Grzbiet potwora, który miała pod sobą, wyprężył się, uniosła się wraz z nim, a potem opadła na nowo, kiedy Rakszasa raz jeszcze się poślizgnął. Nóż wypadł mu z ręki, poleciał na bok. Morderca, wciąż niosąc na sobie Adelię, zaczął się czołgać ku broni, tak napierając na Ulfa i Weronikę, że wpadli w sam środek walki. Cała czwórka tarzała się tam i z powrotem po obślizgłej podłodze, spleciona w misterny supeł.
Pojawił się jeszcze jeden nowy element. Rozległ się jakiś dźwięk, ale to nie znaczyło nic, bo Adelia była jakby ślepa i głucha. Jej ręce odnalazły rogi, niezgrabnie je wykręcały, by ich ostre końce wbić w czaszkę Rakszasy. A ten nowy hałas był niczym. Jej własna męka była niczym. Przekręcaj!
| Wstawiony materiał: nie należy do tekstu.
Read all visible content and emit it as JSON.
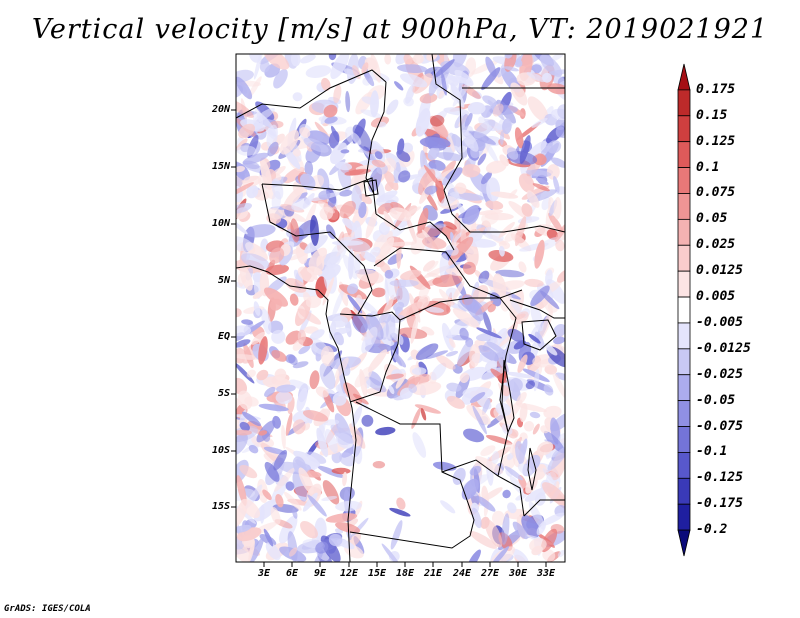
{
  "title": "Vertical velocity [m/s] at 900hPa, VT: 2019021921",
  "credit": "GrADS: IGES/COLA",
  "map": {
    "lat_labels": [
      "20N",
      "15N",
      "10N",
      "5N",
      "EQ",
      "5S",
      "10S",
      "15S"
    ],
    "lon_labels": [
      "3E",
      "6E",
      "9E",
      "12E",
      "15E",
      "18E",
      "21E",
      "24E",
      "27E",
      "30E",
      "33E"
    ],
    "lon_range": [
      0,
      35
    ],
    "lat_range": [
      -20,
      25
    ]
  },
  "colorbar": {
    "levels": [
      "0.175",
      "0.15",
      "0.125",
      "0.1",
      "0.075",
      "0.05",
      "0.025",
      "0.0125",
      "0.005",
      "-0.005",
      "-0.0125",
      "-0.025",
      "-0.05",
      "-0.075",
      "-0.1",
      "-0.125",
      "-0.175",
      "-0.2"
    ],
    "colors": [
      "#a50f15",
      "#bd2a2a",
      "#cf3f3f",
      "#de5a5a",
      "#e87878",
      "#ef9595",
      "#f5b2b2",
      "#f9cccc",
      "#fce4e4",
      "#ffffff",
      "#e4e4fc",
      "#c8c8f5",
      "#acacee",
      "#9090e4",
      "#7474d8",
      "#5858cc",
      "#3a3ab8",
      "#1f1fa0",
      "#0a0a7a"
    ]
  }
}
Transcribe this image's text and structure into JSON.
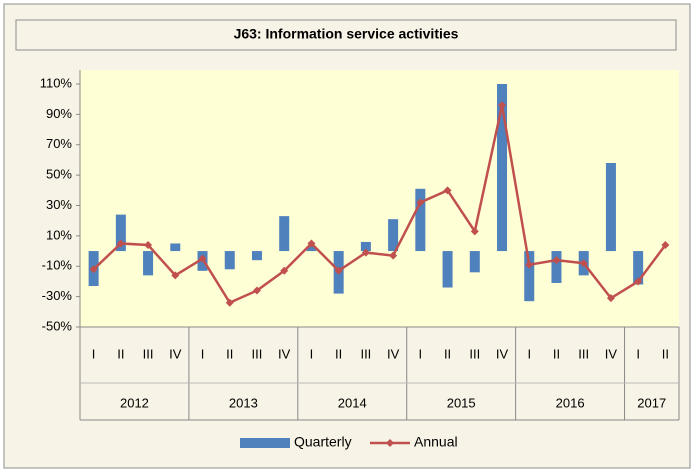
{
  "chart_data": {
    "type": "bar-line",
    "title": "J63: Information service activities",
    "category_groups": [
      {
        "label": "2012",
        "categories": [
          "I",
          "II",
          "III",
          "IV"
        ]
      },
      {
        "label": "2013",
        "categories": [
          "I",
          "II",
          "III",
          "IV"
        ]
      },
      {
        "label": "2014",
        "categories": [
          "I",
          "II",
          "III",
          "IV"
        ]
      },
      {
        "label": "2015",
        "categories": [
          "I",
          "II",
          "III",
          "IV"
        ]
      },
      {
        "label": "2016",
        "categories": [
          "I",
          "II",
          "III",
          "IV"
        ]
      },
      {
        "label": "2017",
        "categories": [
          "I",
          "II"
        ]
      }
    ],
    "series": [
      {
        "name": "Quarterly",
        "type": "bar",
        "color": "#4f81bd",
        "values": [
          -23,
          24,
          -16,
          5,
          -13,
          -12,
          -6,
          23,
          3,
          -28,
          6,
          21,
          41,
          -24,
          -14,
          110,
          -33,
          -21,
          -16,
          58,
          -22,
          null
        ]
      },
      {
        "name": "Annual",
        "type": "line",
        "color": "#c0504d",
        "values": [
          -12,
          5,
          4,
          -16,
          -5,
          -34,
          -26,
          -13,
          5,
          -13,
          -1,
          -3,
          32,
          40,
          13,
          96,
          -9,
          -6,
          -8,
          -31,
          -20,
          4
        ]
      }
    ],
    "ylim": [
      -50,
      110
    ],
    "yticks": [
      {
        "value": 110,
        "label": "110%"
      },
      {
        "value": 90,
        "label": "90%"
      },
      {
        "value": 70,
        "label": "70%"
      },
      {
        "value": 50,
        "label": "50%"
      },
      {
        "value": 30,
        "label": "30%"
      },
      {
        "value": 10,
        "label": "10%"
      },
      {
        "value": -10,
        "label": "-10%"
      },
      {
        "value": -30,
        "label": "-30%"
      },
      {
        "value": -50,
        "label": "-50%"
      }
    ],
    "grid": false,
    "legend": "bottom"
  }
}
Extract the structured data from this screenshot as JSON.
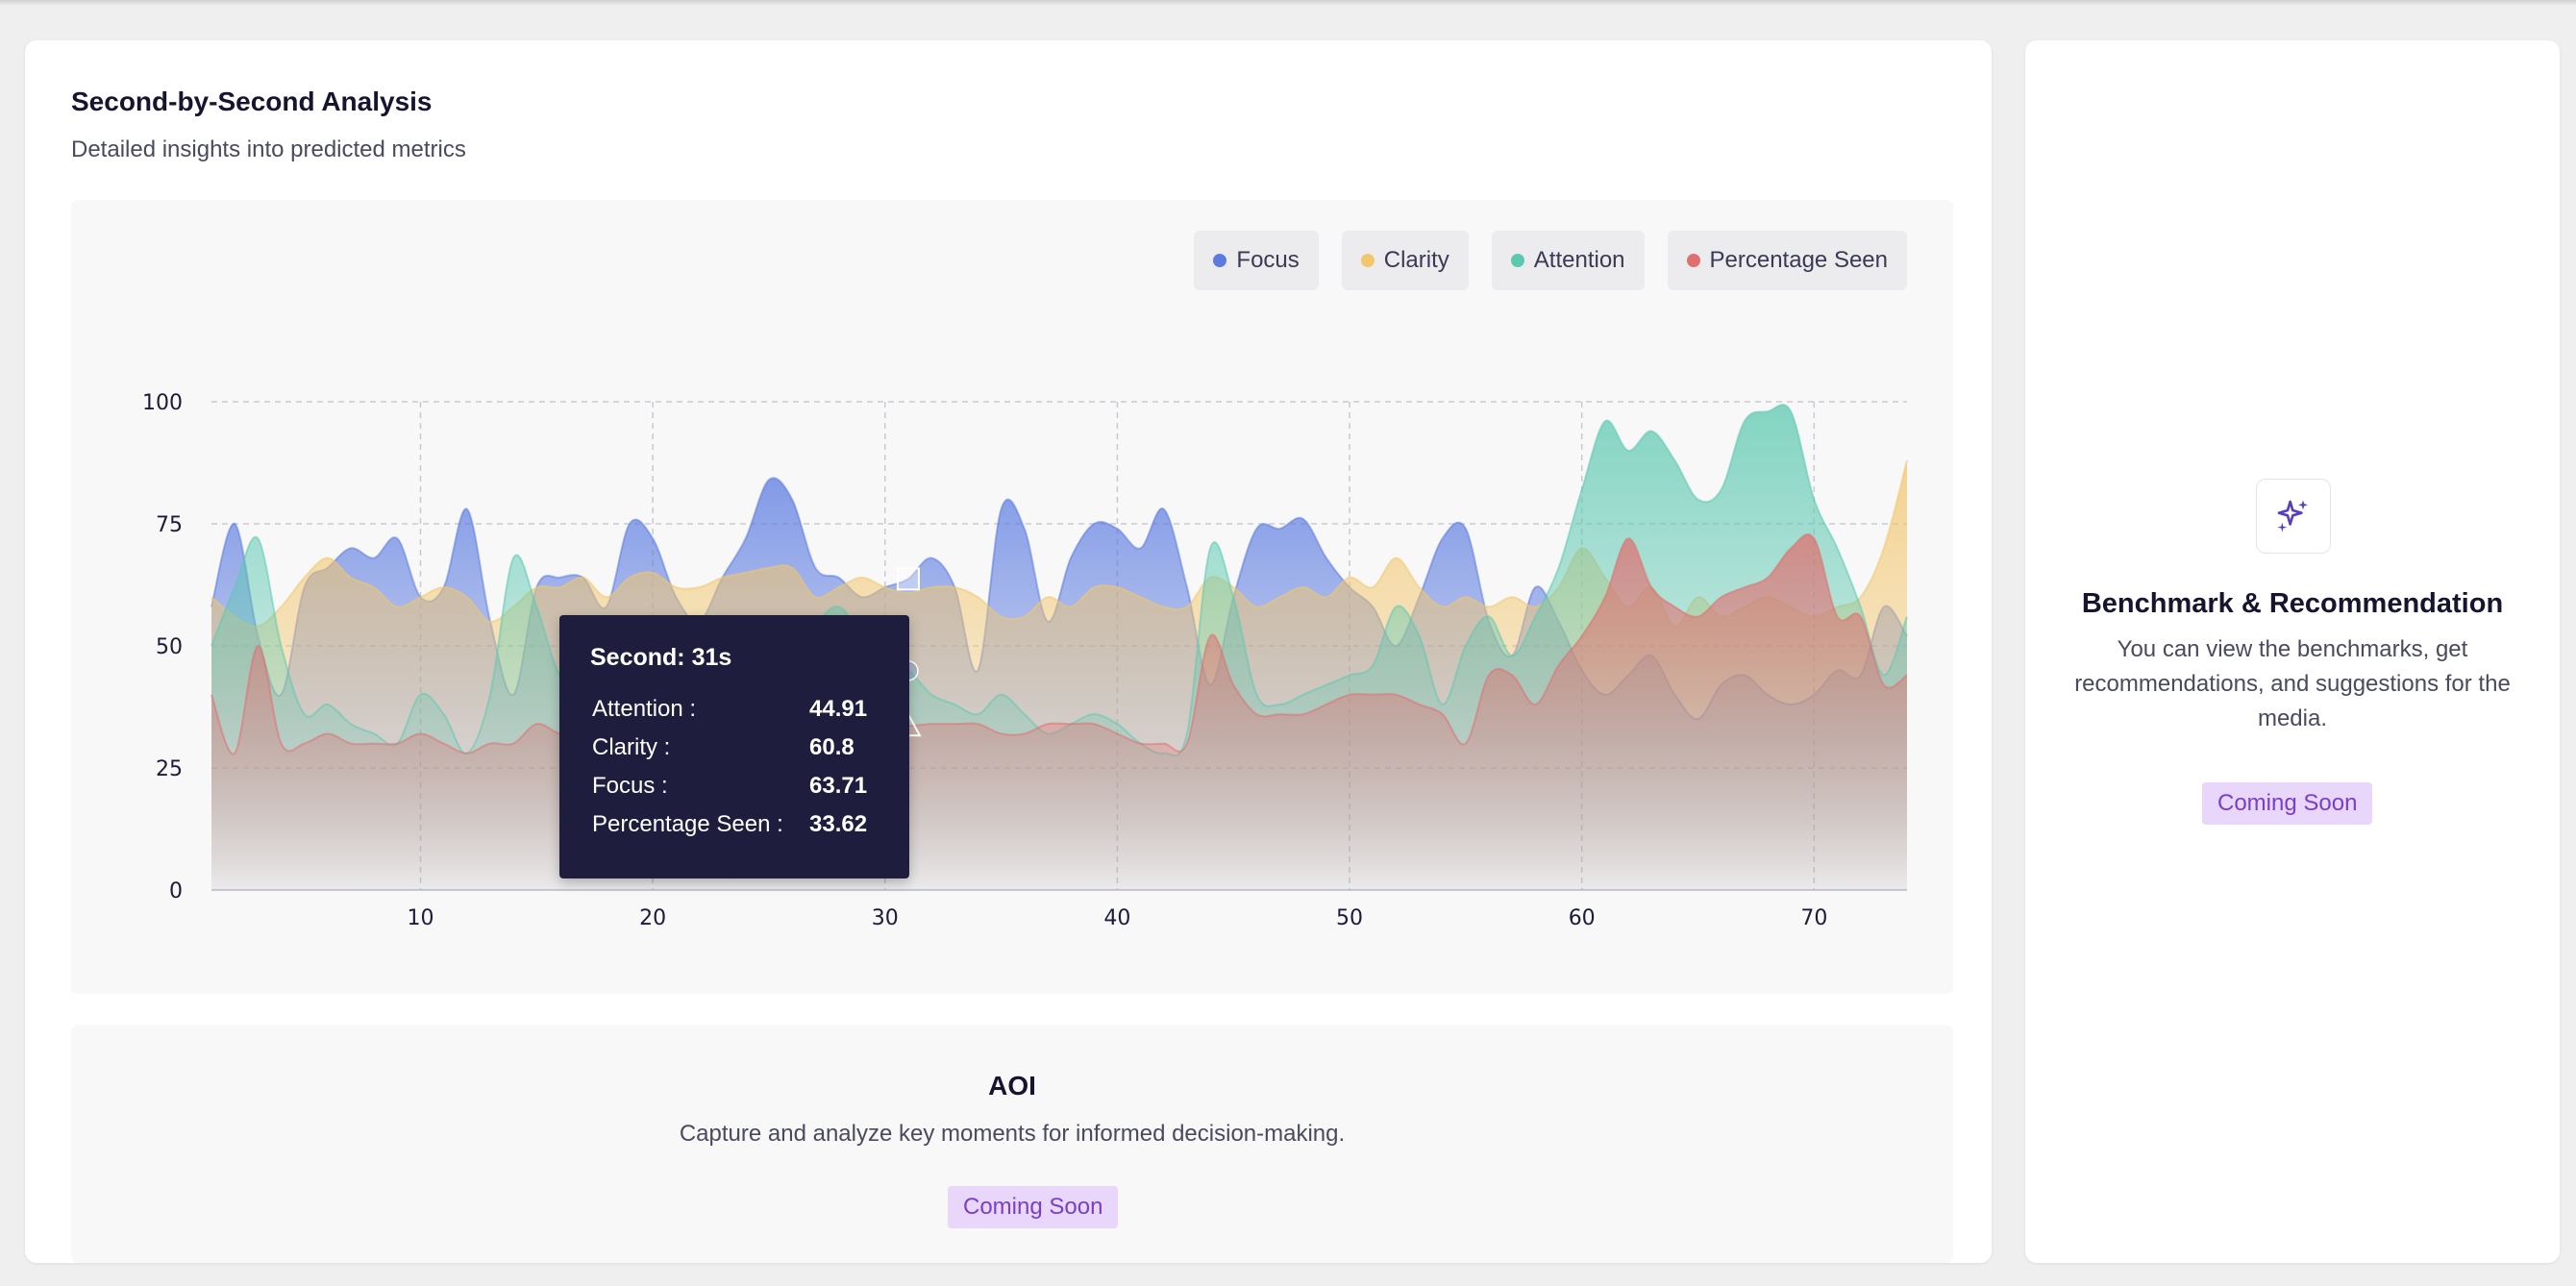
{
  "analysis": {
    "title": "Second-by-Second Analysis",
    "subtitle": "Detailed insights into predicted metrics"
  },
  "legend": [
    {
      "label": "Focus",
      "color": "#5b7be0"
    },
    {
      "label": "Clarity",
      "color": "#f2c66d"
    },
    {
      "label": "Attention",
      "color": "#5cc8b0"
    },
    {
      "label": "Percentage Seen",
      "color": "#e07070"
    }
  ],
  "tooltip": {
    "title": "Second: 31s",
    "rows": [
      {
        "label": "Attention :",
        "value": "44.91"
      },
      {
        "label": "Clarity :",
        "value": "60.8"
      },
      {
        "label": "Focus :",
        "value": "63.71"
      },
      {
        "label": "Percentage Seen :",
        "value": "33.62"
      }
    ]
  },
  "aoi": {
    "title": "AOI",
    "description": "Capture and analyze key moments for informed decision-making.",
    "badge": "Coming Soon"
  },
  "benchmark": {
    "icon": "sparkles-icon",
    "title": "Benchmark & Recommendation",
    "description": "You can view the benchmarks, get recommendations, and suggestions for the media.",
    "badge": "Coming Soon"
  },
  "chart_data": {
    "type": "area",
    "x": [
      1,
      2,
      3,
      4,
      5,
      6,
      7,
      8,
      9,
      10,
      11,
      12,
      13,
      14,
      15,
      16,
      17,
      18,
      19,
      20,
      21,
      22,
      23,
      24,
      25,
      26,
      27,
      28,
      29,
      30,
      31,
      32,
      33,
      34,
      35,
      36,
      37,
      38,
      39,
      40,
      41,
      42,
      43,
      44,
      45,
      46,
      47,
      48,
      49,
      50,
      51,
      52,
      53,
      54,
      55,
      56,
      57,
      58,
      59,
      60,
      61,
      62,
      63,
      64,
      65,
      66,
      67,
      68,
      69,
      70,
      71,
      72,
      73,
      74
    ],
    "xticks": [
      10,
      20,
      30,
      40,
      50,
      60,
      70
    ],
    "yticks": [
      0,
      25,
      50,
      75,
      100
    ],
    "ylim": [
      0,
      100
    ],
    "xlim": [
      1,
      74
    ],
    "grid": true,
    "legend_position": "top-right",
    "series": [
      {
        "name": "Focus",
        "color": "#5b7be0",
        "values": [
          58,
          75,
          52,
          40,
          62,
          66,
          70,
          68,
          72,
          60,
          62,
          78,
          55,
          40,
          62,
          64,
          64,
          58,
          75,
          72,
          60,
          55,
          64,
          72,
          84,
          80,
          66,
          64,
          60,
          62,
          63.71,
          68,
          62,
          45,
          78,
          74,
          55,
          68,
          75,
          74,
          70,
          78,
          62,
          42,
          60,
          74,
          74,
          76,
          68,
          62,
          58,
          50,
          60,
          72,
          74,
          55,
          48,
          62,
          55,
          45,
          40,
          44,
          48,
          40,
          35,
          42,
          44,
          40,
          38,
          40,
          45,
          44,
          58,
          52
        ]
      },
      {
        "name": "Clarity",
        "color": "#f2c66d",
        "values": [
          60,
          56,
          54,
          58,
          64,
          68,
          64,
          62,
          58,
          60,
          62,
          60,
          55,
          58,
          62,
          62,
          64,
          60,
          64,
          65,
          62,
          62,
          64,
          65,
          66,
          66,
          60,
          62,
          64,
          62,
          60.8,
          62,
          62,
          60,
          56,
          56,
          60,
          58,
          62,
          62,
          60,
          58,
          58,
          64,
          62,
          58,
          60,
          62,
          60,
          64,
          62,
          68,
          62,
          58,
          60,
          58,
          60,
          58,
          62,
          70,
          64,
          58,
          62,
          54,
          60,
          56,
          58,
          60,
          58,
          56,
          58,
          60,
          70,
          88
        ]
      },
      {
        "name": "Attention",
        "color": "#5cc8b0",
        "values": [
          50,
          62,
          72,
          50,
          36,
          38,
          34,
          32,
          30,
          40,
          36,
          28,
          40,
          68,
          58,
          44,
          44,
          44,
          40,
          38,
          42,
          40,
          44,
          40,
          42,
          44,
          54,
          58,
          52,
          46,
          44.91,
          40,
          38,
          36,
          40,
          36,
          32,
          34,
          36,
          34,
          30,
          28,
          32,
          70,
          60,
          40,
          38,
          40,
          42,
          44,
          46,
          58,
          52,
          38,
          50,
          56,
          48,
          56,
          66,
          82,
          96,
          90,
          94,
          88,
          80,
          82,
          96,
          98,
          98,
          80,
          70,
          58,
          44,
          56
        ]
      },
      {
        "name": "Percentage Seen",
        "color": "#e07070",
        "values": [
          40,
          28,
          50,
          30,
          30,
          32,
          30,
          30,
          30,
          32,
          30,
          28,
          30,
          30,
          34,
          32,
          32,
          30,
          30,
          34,
          30,
          32,
          30,
          32,
          30,
          32,
          32,
          34,
          32,
          34,
          33.62,
          34,
          34,
          34,
          32,
          32,
          34,
          34,
          34,
          32,
          30,
          30,
          30,
          52,
          42,
          36,
          36,
          36,
          38,
          40,
          40,
          40,
          38,
          36,
          30,
          44,
          44,
          38,
          46,
          52,
          60,
          72,
          62,
          58,
          56,
          60,
          62,
          64,
          70,
          72,
          56,
          56,
          42,
          44
        ]
      }
    ]
  }
}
Prosto w mózg. Przekręcaj! Jemu nie wolno mnie zrzucić! Jemu nie wolno odejść! Przekręcaj! Zabij!
Sznurek trzymający rogi pękł, zostawiając je medyczce w rękach. Ciało kreatury wyślizgnęło się spod niej, przekręciło, skuliło do skoku.
Przez chwilę trwali naprzeciwko siebie, spoglądając sobie w oczy i dysząc. Dźwięk stał się teraz głośny. Dochodził z góry szybu, stanowił połączenie znajomych odgłosów, tak bardzo niepasujących do toczącej się walki, że Adelia nie zwracała na nie uwagi.
Ale dźwięk znaczył coś dla bestii. Wyraz jej oczu się zmienił. Medyczka ujrzała w nich otępienie, umknęła z nich czujna radość zabijania. Istota wciąż pozostawała potworem o wyszczerzonych zębach, jednak zadarła głowę, węsząc, nasłuchując. Przestraszyła się.
Dobry Boże, pomyślała Adelia i aż bała się uwierzyć. Boże, to jest właśnie to, piękny, och, jakże przepiękny głos rogu i szczekanie psów.